Nefsiyle mücadele makamının sonuna gelen bir derviş, bundan sonra yaratılış usulünce her türlü süsten, gösterişten kurtulacak, varlıktan vazgeçecek, hiçlik mertebesine ulaşacaktır. Ancak iş yamalı bir hırka, yıpranmış bir takke giymekten ibaret değildir. Her türlü göze görünür süslerinden kurtulması gereklidir. Saç, sakal, bıyık hatta kaş bile, ne var ne yok hepsinden kurtulmalıdır.
Derviş usule uygun davranır ve berbere varır. Vur usturayı berber efendi der. Berber de dervişin saçını kazımaya başlar. Başının sağ kısmı tamamen kazınmıştır dervişin. Kendisini aynada takip etmektedir. Berber dervişin başının tam diğer yarısına başlayacakken, içeri iri yarı, horoz gibi yürüyen bir kabadayı girer. Dervişin yarısı kel olan başını görür ve doğruca dervişin yanına gider. Başının kazınmış kısmına iyisinden bir tokat patlatır ve Kalk bakalım kabak, kalk da tıraşımızı olalım diye dayılanır.
Dervişlik ya bu, sövene dilsiz, vurana elsiz olmak gerek. Kaideyi bozmaz, ses çıkarmaz derviş ve denileni yapar. Usulca kalkar yerinden. Berber mahcup olmuş ancak korkmuş, dili lal olmuş, ses çıkaramamıştır.
Kabadayı koltuğa oturur ve berber tıraşa başlar. Yerini, sırasını kaptığı yetmezmiş gibi bir de sürekli aşağılar dervişi. Kabak aşağı, kabak yukarı. Alay eder.
Sonunda tıraşı biter. Kabadayı dükkandan çıkar.

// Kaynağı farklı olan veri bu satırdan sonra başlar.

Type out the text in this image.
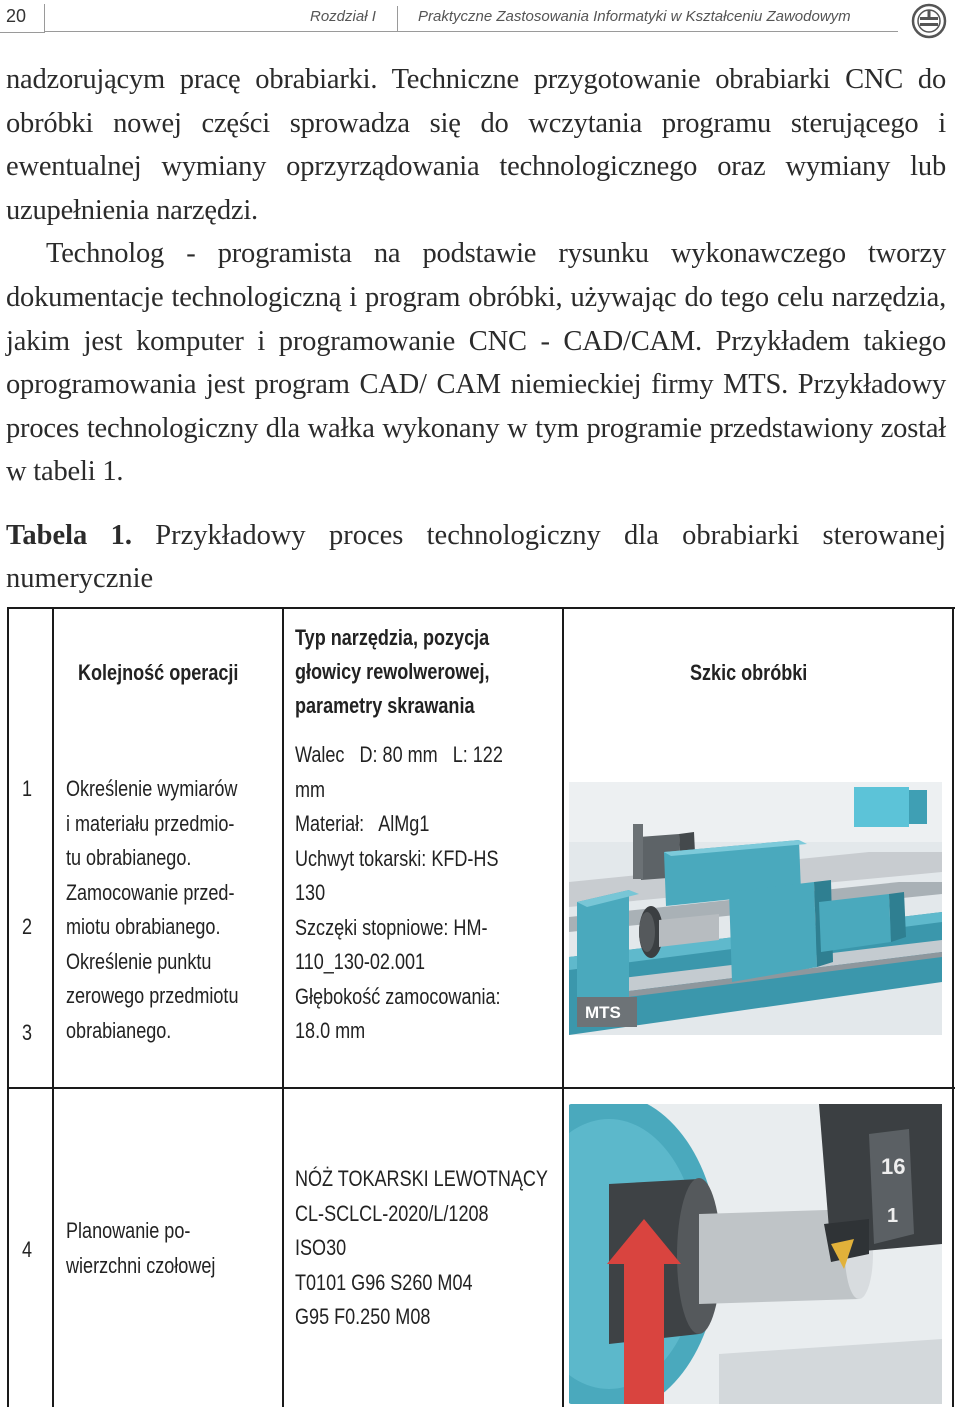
20	Rozdział I	Praktyczne Zastosowania Informatyki w Kształceniu Zawodowym

nadzorującym pracę obrabiarki. Techniczne przygotowanie obrabiarki CNC do obróbki nowej części sprowadza się do wczytania programu sterującego i ewentualnej wymiany oprzyrządowania technologicznego oraz wymiany lub uzupełnienia narzędzi.

Technolog - programista na podstawie rysunku wykonawczego tworzy dokumentacje technologiczną i program obróbki, używając do tego celu narzędzia, jakim jest komputer i programowanie CNC - CAD/CAM. Przykładem takiego oprogramowania jest program CAD/ CAM niemieckiej firmy MTS. Przykładowy proces technologiczny dla wałka wykonany w tym programie przedstawiony został w tabeli 1.

Tabela 1. Przykładowy proces technologiczny dla obrabiarki sterowanej numerycznie
Kolejność operacji
Typ narzędzia, pozycja
głowicy rewolwerowej,
parametry skrawania
Szkic obróbki
1
2
3
Określenie wymiarów
i materiału przedmio-
tu obrabianego.
Zamocowanie przed-
miotu obrabianego.
Określenie punktu
zerowego przedmiotu
obrabianego.
Walec   D: 80 mm   L: 122
mm
Materiał:   AlMg1
Uchwyt tokarski: KFD-HS
130
Szczęki stopniowe: HM-
110_130-02.001
Głębokość zamocowania:
18.0 mm
MTS
4
Planowanie po-
wierzchni czołowej
NÓŻ TOKARSKI LEWOTNĄCY
CL-SCLCL-2020/L/1208
ISO30
T0101 G96 S260 M04
G95 F0.250 M08
16
1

Bir kaç adım atar ki, geminden boşanmış bir at arabası yokuştan aşağı hızla üzerine gelir. Kabadayı panik olur, şaşırır, yolun ortasında kalakalır. Bir kaç saniye sonra iki atın ortasında yer alan denge için yerleştirilmiş uzun sivri demiş karnına dalıverir. Kabadayı son nefesini verir.
Görenler bu dehşetli sahneyi çığlık çığlığa karşılar. Berber ise şaşkındır. Bir leşe bakar, bir dervişe ve gayri ihtiyari sorar; Biraz ağır olmadı mı derviş efendi diye. Derviş mahzun, düşünceli berber efendiye cevap verir.
Vallahi güncenmedim ona. Hakkımı da helal etmiştim. Gel gör ki kabağın bir sahibi var. Onun gücüne gitmiş olmalı.